In a speech this week Mr Draghi credited the monetary warmth emanating from his bank for coaxing out these green shoots. The past 12 months have seen the ECB deploy cheap loans and conduct a stringent examination of bank balance sheets, which together have boosted the credit supply. As global deflation took hold last autumn, Mr Draghi prepared the ground for quantitative easing, and this year began to deliver a trillion euros of QE. In his view, the improving economy shows that monetary policy loses little of its potency when interest rates are low.

Yet, like the central banker he is, Mr Draghi could not resist raising some oft-heard criticisms of QE, if only to head them off. The critics — often while denouncing it as ineffective — warn that sustained monetary ease causes a misallocation of resources. In plainer English, markets respond to cheap money by no longer distinguishing solid investments from reckless gambles. Prices are pushed ever higher by the press of funds, incubating a future crash.
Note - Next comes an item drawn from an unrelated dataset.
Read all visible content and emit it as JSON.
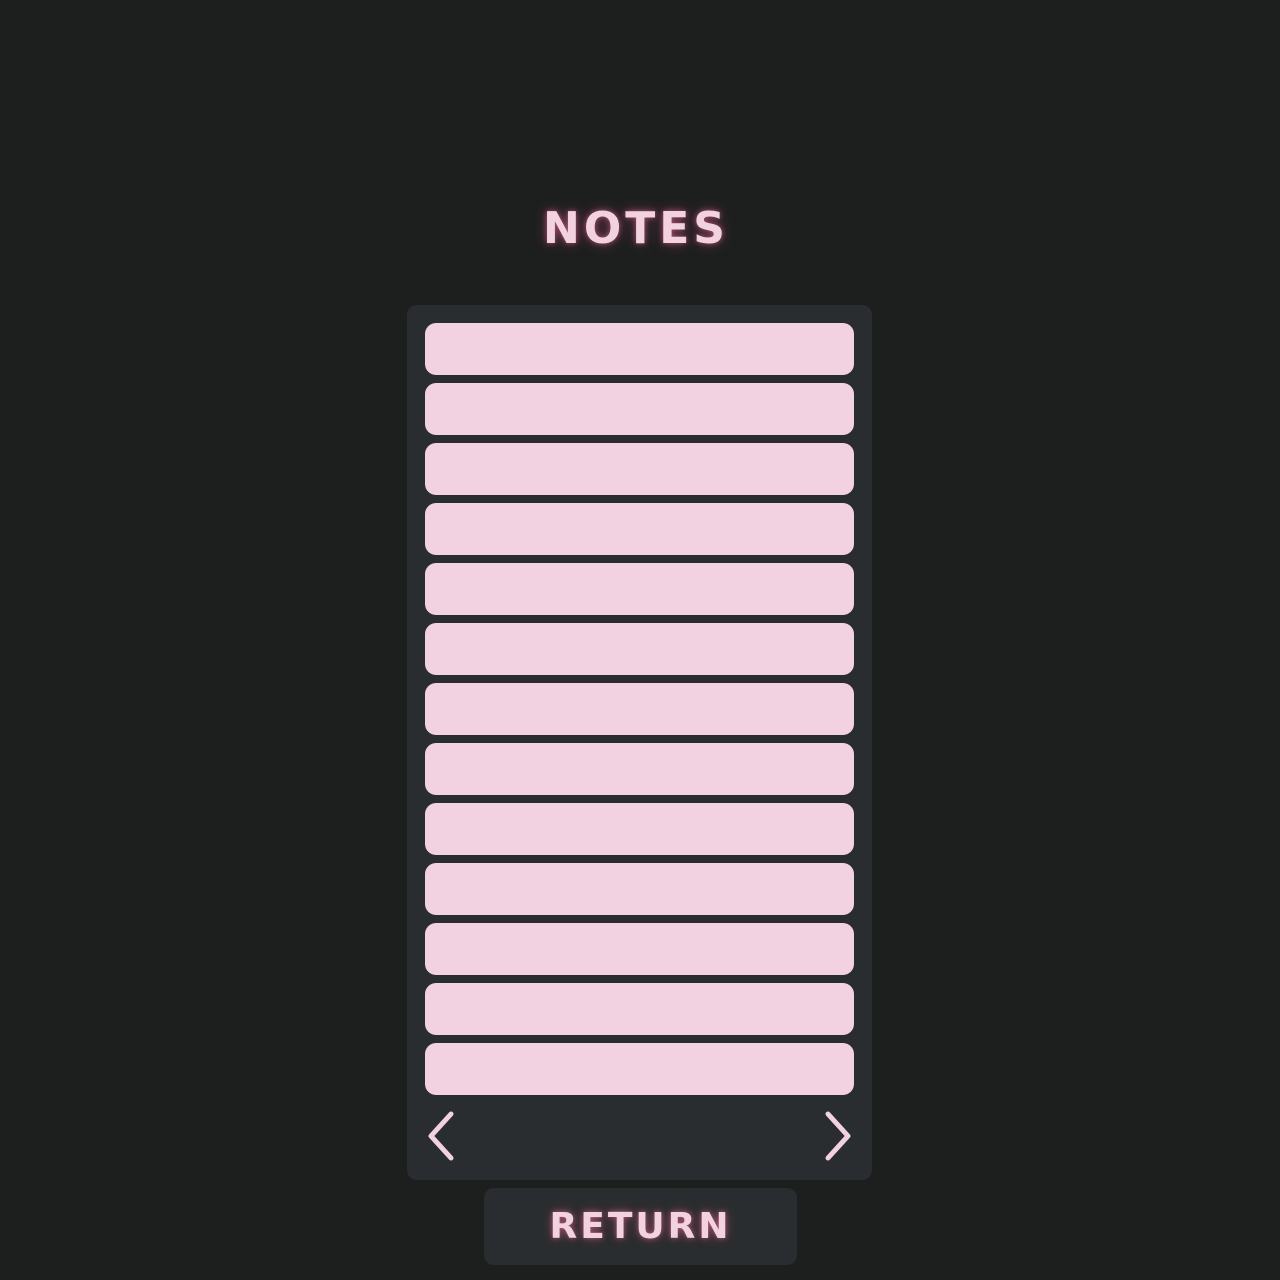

Such Cassandras see this month’s switchback ride in the bond market as evidence of how the ECB is playing with fire.

The other charge is that QE has potent distributional consequences. By raising this Mr Draghi treads on difficult ground. Last month he was showered with paper by a protester accusing the ECB of “autocratic hegemony”. When its policy actions are measured in the hundreds of billions, any hint that they may reward one section of society over another could undermine central bank legitimacy.
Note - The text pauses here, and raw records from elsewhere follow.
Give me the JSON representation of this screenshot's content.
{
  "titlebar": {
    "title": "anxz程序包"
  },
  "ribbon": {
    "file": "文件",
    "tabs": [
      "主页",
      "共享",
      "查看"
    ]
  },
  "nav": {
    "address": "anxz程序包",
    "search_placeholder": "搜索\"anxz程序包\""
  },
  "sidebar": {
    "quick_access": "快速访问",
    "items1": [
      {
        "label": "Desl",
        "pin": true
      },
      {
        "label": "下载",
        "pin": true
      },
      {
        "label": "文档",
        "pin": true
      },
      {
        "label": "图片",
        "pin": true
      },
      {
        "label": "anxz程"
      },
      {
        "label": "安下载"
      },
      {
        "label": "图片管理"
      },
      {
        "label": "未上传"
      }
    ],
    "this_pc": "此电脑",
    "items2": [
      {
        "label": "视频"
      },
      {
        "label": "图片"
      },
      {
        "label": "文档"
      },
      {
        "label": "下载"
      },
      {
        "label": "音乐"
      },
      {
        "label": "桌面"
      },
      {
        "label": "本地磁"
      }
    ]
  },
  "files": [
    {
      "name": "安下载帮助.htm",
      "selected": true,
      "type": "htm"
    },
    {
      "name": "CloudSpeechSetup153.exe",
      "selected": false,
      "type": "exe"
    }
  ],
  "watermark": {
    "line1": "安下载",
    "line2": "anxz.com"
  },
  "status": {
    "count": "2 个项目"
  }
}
But neither concern should divert the ECB from restoring stable growth to the eurozone. Having gained an array of “macro prudential” tools, there is no call for it to slow the economy just to smother financial risk. If an uneven distribution of wealth hands the rich a windfall from easier monetary policy, it is for governments to mitigate the consequences. More than expensive asset prices, high unemployment is what poses the greatest risk to Europe’s poor. Mr Draghi is right to sit tight and keep the monetary spigot open.